There is mythology attached to the Mountain: the Fastnet Rock was torn from the slopes and thrown into the sea by a giant; once we were searching for a piece of Rock Art within sight of the mountain and the landowner assured us that the carved stone had been thrown there by Finn MacCool (we didn’t find it).

giant stamp

The story about Mount Gabriel that most captures my imagination is the suggestion that the last Wolves in Ireland inhabited the rocky landscape there back in the eighteenth century (although it’s true that several other places make the same claim).
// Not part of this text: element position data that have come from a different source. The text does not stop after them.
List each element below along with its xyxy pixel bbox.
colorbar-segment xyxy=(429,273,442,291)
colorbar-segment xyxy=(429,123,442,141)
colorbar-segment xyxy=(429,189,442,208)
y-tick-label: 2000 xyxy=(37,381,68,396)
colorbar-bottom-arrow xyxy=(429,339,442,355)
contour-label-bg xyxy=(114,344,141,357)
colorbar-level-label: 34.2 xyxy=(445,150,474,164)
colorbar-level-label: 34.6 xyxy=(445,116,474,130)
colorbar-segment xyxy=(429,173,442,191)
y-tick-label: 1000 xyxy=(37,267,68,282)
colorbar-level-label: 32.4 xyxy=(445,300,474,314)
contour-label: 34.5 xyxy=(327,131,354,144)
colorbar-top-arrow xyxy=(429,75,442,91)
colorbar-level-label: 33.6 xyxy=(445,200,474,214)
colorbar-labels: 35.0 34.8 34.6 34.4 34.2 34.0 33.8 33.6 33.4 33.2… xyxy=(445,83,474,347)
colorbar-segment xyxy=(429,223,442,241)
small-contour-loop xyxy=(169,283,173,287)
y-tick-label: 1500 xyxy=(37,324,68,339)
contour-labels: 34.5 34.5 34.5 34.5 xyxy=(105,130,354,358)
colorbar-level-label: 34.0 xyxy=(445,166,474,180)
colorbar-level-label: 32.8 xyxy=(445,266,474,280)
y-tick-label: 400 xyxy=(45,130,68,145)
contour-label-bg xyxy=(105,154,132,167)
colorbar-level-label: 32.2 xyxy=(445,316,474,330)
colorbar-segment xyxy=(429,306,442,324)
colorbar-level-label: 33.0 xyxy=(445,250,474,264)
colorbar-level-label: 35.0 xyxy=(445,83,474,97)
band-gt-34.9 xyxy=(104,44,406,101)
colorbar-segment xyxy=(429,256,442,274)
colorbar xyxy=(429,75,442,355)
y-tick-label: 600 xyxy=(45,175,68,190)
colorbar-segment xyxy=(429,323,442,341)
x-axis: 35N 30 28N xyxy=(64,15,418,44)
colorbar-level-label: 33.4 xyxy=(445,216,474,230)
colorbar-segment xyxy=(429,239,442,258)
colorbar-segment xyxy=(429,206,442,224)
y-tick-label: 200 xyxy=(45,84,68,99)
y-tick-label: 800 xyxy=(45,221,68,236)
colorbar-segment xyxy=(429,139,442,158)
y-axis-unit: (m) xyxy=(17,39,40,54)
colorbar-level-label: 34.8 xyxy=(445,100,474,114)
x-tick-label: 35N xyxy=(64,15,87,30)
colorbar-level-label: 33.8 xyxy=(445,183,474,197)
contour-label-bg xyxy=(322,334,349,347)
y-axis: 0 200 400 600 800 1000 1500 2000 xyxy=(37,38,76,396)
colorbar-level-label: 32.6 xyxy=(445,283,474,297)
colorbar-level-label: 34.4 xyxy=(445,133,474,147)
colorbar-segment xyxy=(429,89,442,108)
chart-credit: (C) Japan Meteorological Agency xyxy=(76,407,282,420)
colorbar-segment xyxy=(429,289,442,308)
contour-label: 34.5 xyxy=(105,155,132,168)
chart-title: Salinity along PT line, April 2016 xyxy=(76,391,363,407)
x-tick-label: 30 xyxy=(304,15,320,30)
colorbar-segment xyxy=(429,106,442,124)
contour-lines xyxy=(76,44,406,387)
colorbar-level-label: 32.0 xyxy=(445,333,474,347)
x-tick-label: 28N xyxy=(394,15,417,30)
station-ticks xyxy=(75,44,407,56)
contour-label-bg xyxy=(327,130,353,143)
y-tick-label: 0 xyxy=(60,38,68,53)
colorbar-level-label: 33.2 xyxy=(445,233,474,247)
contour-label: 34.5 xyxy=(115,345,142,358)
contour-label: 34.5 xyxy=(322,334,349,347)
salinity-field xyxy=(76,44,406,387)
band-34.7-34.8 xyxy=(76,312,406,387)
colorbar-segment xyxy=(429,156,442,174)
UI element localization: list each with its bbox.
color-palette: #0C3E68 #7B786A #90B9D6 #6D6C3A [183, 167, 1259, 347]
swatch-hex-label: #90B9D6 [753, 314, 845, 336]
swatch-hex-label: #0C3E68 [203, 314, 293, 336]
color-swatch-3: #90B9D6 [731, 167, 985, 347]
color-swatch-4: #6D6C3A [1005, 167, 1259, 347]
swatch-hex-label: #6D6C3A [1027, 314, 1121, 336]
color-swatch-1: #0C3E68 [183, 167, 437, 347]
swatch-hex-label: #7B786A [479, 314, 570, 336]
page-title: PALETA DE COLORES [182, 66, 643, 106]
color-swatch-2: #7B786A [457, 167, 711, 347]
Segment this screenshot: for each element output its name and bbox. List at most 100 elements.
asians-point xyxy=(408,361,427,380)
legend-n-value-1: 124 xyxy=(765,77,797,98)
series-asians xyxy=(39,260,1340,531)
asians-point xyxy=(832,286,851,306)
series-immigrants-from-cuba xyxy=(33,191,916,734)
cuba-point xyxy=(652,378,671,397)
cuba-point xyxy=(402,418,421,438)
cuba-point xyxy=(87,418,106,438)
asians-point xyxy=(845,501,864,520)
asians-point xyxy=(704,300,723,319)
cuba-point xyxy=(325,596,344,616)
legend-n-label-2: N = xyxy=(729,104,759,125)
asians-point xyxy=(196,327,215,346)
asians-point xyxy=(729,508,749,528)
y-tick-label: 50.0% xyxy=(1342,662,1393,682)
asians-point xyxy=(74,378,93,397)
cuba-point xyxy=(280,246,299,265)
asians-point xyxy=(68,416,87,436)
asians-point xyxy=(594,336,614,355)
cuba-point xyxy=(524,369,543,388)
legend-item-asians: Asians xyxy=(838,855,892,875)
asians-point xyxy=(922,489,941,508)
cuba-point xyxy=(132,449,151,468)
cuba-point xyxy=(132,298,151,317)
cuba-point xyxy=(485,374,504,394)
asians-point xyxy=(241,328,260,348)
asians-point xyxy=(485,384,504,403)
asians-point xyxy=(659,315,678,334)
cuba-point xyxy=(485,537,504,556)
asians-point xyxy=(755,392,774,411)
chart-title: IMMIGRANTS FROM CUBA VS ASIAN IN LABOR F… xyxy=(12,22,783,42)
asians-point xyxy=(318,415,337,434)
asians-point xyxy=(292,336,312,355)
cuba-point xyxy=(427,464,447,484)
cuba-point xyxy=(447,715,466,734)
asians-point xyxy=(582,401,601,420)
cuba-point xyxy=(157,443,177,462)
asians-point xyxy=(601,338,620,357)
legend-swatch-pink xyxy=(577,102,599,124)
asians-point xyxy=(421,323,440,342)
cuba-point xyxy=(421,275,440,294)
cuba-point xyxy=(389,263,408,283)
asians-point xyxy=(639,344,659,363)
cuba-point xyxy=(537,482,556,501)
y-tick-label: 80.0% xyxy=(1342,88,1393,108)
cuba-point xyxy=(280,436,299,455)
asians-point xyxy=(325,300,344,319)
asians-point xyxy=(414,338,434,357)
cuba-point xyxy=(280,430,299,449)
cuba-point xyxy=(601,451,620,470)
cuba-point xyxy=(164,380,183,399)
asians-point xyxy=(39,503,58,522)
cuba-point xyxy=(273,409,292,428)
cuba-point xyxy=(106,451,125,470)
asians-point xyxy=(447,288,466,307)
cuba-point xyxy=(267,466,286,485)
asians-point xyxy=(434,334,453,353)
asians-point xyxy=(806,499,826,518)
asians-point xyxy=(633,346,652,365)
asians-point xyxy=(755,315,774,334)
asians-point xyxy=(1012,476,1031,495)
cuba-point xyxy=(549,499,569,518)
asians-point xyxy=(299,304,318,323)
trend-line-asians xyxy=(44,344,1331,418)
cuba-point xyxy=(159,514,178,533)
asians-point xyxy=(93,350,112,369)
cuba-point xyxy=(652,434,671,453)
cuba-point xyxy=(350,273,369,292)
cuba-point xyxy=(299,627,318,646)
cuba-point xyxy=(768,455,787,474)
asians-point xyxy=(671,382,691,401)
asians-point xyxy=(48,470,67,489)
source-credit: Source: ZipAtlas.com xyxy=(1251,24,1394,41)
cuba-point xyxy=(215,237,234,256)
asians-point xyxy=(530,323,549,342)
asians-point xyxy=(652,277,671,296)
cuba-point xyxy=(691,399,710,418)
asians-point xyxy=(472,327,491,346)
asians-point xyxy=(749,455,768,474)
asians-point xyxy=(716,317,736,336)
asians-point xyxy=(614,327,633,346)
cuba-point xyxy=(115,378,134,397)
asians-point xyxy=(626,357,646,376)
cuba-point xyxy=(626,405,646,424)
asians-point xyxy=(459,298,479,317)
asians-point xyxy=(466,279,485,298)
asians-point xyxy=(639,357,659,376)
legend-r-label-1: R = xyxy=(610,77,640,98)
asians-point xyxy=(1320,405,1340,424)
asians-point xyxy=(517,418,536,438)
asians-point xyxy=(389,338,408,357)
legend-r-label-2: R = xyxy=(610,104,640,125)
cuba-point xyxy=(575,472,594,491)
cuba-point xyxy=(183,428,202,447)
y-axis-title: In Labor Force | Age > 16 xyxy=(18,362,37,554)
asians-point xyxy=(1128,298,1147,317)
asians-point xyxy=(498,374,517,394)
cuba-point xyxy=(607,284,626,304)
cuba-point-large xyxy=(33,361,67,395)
Until that time Wolves were commonly seen in the wilder parts of the land and feature in local stories and folklore. Interestingly they were often portrayed in a positive way and were sometimes companions of the saints. There are very few records of Wolves having maimed or killed humans, yet in 1653 the Cromwellian government placed a bounty on them – 5 pounds for a male Wolf, and 6 pounds for a female: worthwhile prize money in those days. This encouraged professional hunters and, coupled with the dwindling forest habitats, the fate of the animal was sealed.

grey wolf

Mount Gabriel today is relatively benign, although it still has its remoter parts. The Irish Aviation Authority has kindly provided a road up to the summit, where sit the distinctive ‘golf ball’ radar domes and aerials of an Air Traffic Control installation. From these heights we can see Rossbrin Cove, Ballydehob, Schull and all the islands of Roaringwater Bay set out in a magnificent panorama – on a clear day.

iaa

Aerials and view to the north

Aerials and view to the north

Modern events have affected the mountain: a German plane crashed here in 1942, and in 1982 the Irish National Liberation Army bombed the radar station, believing that it was providing assistance to the North Atlantic Treaty Organisation, allegedly in violation of Irish neutrality.

IMG_3573

For us the mountain is a landmark and, like most of our view, its profile changes with the weather on a daily – perhaps hourly basis. As a repository of archaeology, human history, lore and nature Gabriel provides a rich resource.